Hand-whipped, fresh cream infused with the spicy, licoricey taste of Thai Basil makes this both light and decadent. Sweet peaches and tart blueberries, warmed with cardamom, combine perfectly.


  • 3 peaches, sliced
  • 2 cups blueberries
  • 1/2 tsp ground cardamom
  • 1 tbs sugar
  • 2 tbs roughly chopped Footprints Edibles Thai Basil
  • 1-2 tbs sugar
  • 2 cups heavy or whipping cream



Toss sliced peaches and blueberries together with cardamom and sugar. Let macerate in fridge for 30-45 minutes. If they don’t release any liquid after the first 15 minutes, add a squeeze of fresh lemon juice. How liquidy this gets depends on how juicy your fruit is. Just go with it.

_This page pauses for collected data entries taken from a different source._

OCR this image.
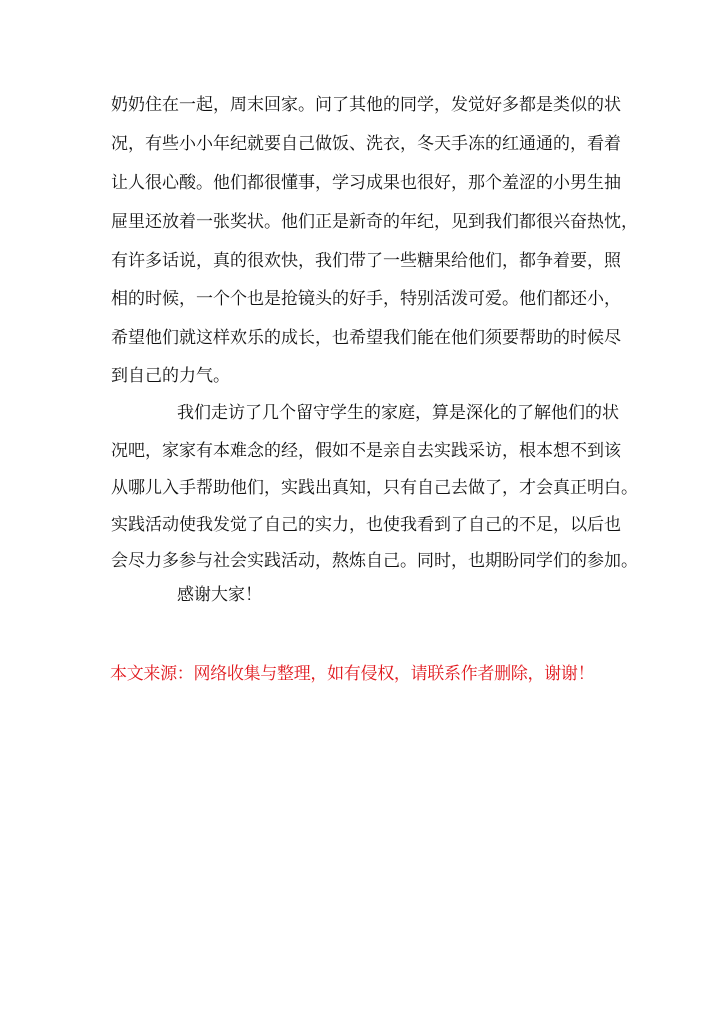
奶奶住在一起，周末回家。问了其他的同学，发觉好多都是类似的状
况，有些小小年纪就要自己做饭、洗衣，冬天手冻的红通通的，看着
让人很心酸。他们都很懂事，学习成果也很好，那个羞涩的小男生抽
屉里还放着一张奖状。他们正是新奇的年纪，见到我们都很兴奋热忱，
有许多话说，真的很欢快，我们带了一些糖果给他们，都争着要，照
相的时候，一个个也是抢镜头的好手，特别活泼可爱。他们都还小，
希望他们就这样欢乐的成长，也希望我们能在他们须要帮助的时候尽
到自己的力气。
我们走访了几个留守学生的家庭，算是深化的了解他们的状
况吧，家家有本难念的经，假如不是亲自去实践采访，根本想不到该
从哪儿入手帮助他们，实践出真知，只有自己去做了，才会真正明白。
实践活动使我发觉了自己的实力，也使我看到了自己的不足，以后也
会尽力多参与社会实践活动，熬炼自己。同时，也期盼同学们的参加。
感谢大家！
本文来源：网络收集与整理，如有侵权，请联系作者删除，谢谢！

On a cutting board, sprinkle the roughly chopped basil with the sugar and chop together until the basil is broken down almost as finely as the sugar.

Whisk the cream to soft peaks. Then whisk in the basil sugar just until peaks are stiff, being careful not to over whisk.

Serve fruit topped with a generous dollop of cream. And by “dollop” I mean “giant spoonful.”

Tip: You can peel the peaches if you have a fuzzy texture issue, but that seems like a lot of work to me. Slice them as thin or thick as you like. Thin slices give each bite a better balance with the blueberries.